La Ville veut afficher le soutien au PSG. Les messages envoyés par les Parisiens doivent apparaître sur 150 panneaux lumineux. La tour Eiffel sera illuminée vendredi soir, puis scintillera samedi à 17 h 45. Au Parc des Princes, une retransmission de la finale est prévue devant 48 000 personnes, avec 500 enfants de clubs parisiens et des riverains invités.
Mais le lieu où les foules se dirigent souvent après les grandes victoires sera, lui, mis sous contrôle. Autour des Champs-Élysées et de l’Étoile, le stationnement sera interdit dès 15 h samedi et jusqu’à 5 h dimanche. La circulation sera coupée à partir de 17 h dans un périmètre touchant les 8e, 16e et 17e arrondissements, notamment vers la Porte Maillot et la Porte Dauphine.

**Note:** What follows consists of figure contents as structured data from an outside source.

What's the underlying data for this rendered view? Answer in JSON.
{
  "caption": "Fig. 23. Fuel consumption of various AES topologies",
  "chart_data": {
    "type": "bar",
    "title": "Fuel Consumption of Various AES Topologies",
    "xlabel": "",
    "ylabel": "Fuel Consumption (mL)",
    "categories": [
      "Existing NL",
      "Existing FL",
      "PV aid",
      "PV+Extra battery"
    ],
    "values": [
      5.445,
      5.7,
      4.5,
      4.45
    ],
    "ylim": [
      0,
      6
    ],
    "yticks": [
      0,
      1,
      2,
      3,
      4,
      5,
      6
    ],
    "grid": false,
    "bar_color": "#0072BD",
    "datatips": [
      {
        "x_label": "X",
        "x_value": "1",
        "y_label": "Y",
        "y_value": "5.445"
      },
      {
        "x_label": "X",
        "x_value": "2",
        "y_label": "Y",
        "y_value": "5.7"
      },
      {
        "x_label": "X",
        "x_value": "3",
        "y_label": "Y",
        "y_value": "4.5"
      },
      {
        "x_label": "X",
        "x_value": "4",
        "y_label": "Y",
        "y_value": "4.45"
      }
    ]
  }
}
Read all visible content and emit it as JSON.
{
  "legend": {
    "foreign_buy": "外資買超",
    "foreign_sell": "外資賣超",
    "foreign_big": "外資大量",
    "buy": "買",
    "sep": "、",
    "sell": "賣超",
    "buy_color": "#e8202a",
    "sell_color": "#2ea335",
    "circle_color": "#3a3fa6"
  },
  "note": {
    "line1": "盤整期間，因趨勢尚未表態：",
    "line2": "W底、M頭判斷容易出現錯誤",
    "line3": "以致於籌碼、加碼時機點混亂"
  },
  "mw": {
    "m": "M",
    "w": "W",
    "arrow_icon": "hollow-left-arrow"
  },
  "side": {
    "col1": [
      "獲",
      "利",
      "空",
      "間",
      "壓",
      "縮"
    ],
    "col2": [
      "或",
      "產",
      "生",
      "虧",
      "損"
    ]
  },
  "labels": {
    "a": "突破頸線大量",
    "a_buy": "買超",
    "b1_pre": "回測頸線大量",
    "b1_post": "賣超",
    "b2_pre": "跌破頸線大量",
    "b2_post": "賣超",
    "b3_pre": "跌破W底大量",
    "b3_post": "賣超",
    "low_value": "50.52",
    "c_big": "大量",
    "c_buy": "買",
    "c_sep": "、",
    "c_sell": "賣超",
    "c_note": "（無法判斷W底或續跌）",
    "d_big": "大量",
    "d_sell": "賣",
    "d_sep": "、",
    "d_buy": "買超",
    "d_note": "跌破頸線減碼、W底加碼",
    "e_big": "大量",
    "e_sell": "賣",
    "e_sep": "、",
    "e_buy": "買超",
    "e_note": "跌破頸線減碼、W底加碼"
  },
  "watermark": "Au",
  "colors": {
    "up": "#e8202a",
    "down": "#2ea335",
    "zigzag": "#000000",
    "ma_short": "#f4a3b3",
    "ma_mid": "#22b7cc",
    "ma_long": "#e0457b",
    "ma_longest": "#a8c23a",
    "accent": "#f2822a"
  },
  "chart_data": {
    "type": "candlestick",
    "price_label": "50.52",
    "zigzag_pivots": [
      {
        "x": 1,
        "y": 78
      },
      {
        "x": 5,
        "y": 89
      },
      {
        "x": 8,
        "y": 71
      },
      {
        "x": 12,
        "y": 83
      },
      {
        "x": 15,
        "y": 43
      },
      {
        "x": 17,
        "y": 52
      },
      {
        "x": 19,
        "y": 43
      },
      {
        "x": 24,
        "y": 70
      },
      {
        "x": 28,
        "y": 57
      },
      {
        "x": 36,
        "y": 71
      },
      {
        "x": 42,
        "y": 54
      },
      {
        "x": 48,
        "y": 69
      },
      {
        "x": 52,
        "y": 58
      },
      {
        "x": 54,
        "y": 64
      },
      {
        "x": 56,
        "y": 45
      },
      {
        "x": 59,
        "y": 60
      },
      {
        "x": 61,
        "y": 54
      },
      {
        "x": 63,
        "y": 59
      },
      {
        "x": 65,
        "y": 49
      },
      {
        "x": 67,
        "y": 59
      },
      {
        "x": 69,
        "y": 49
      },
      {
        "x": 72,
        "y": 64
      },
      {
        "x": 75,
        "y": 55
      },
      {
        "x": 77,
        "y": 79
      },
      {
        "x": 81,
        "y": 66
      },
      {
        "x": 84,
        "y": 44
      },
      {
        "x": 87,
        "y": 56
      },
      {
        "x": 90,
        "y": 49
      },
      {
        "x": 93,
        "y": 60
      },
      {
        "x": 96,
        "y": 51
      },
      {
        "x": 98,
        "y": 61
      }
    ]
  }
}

À partir de 17 h, plusieurs stations du secteur doivent aussi fermer : Charles-de-Gaulle-Étoile, George V, Franklin-D.-Roosevelt, Champs-Élysées-Clemenceau et Concorde. Sur l’avenue des Champs-Élysées, les bars, restaurants et commerces accueillant du public, hors hôtels, devront fermer jusqu’à 7 h dimanche. Les terrasses devront retirer leur mobilier.
Paris encourage la fête, mais veut éviter qu’elle se transforme en ruée vers son avenue la plus symbolique. Pour les supporters, cela pousse vers les lieux prévus. Pour les riverains, les commerçants et ceux qui traversent l’ouest parisien samedi soir, ce sera surtout une histoire de rues barrées, de stations fermées et d’horaires à anticiper.
Après le match, une autre partie de la soirée commencera pour les agents municipaux. La Ville annonce un nettoiement renforcé tout le week-end, avec des équipes prêtes à intervenir rapidement et une équipe dédiée aux abords du Parc des Princes pendant la retransmission, puis après le départ des supporters.
Si tout fonctionne, dimanche matin, Paris aura encore les yeux un peu rouges et bleus. Mais les Champs devront avoir retrouvé leurs pavés, leurs trottoirs et leur circulation. La fête, à Paris, finit toujours par croiser un camion-benne.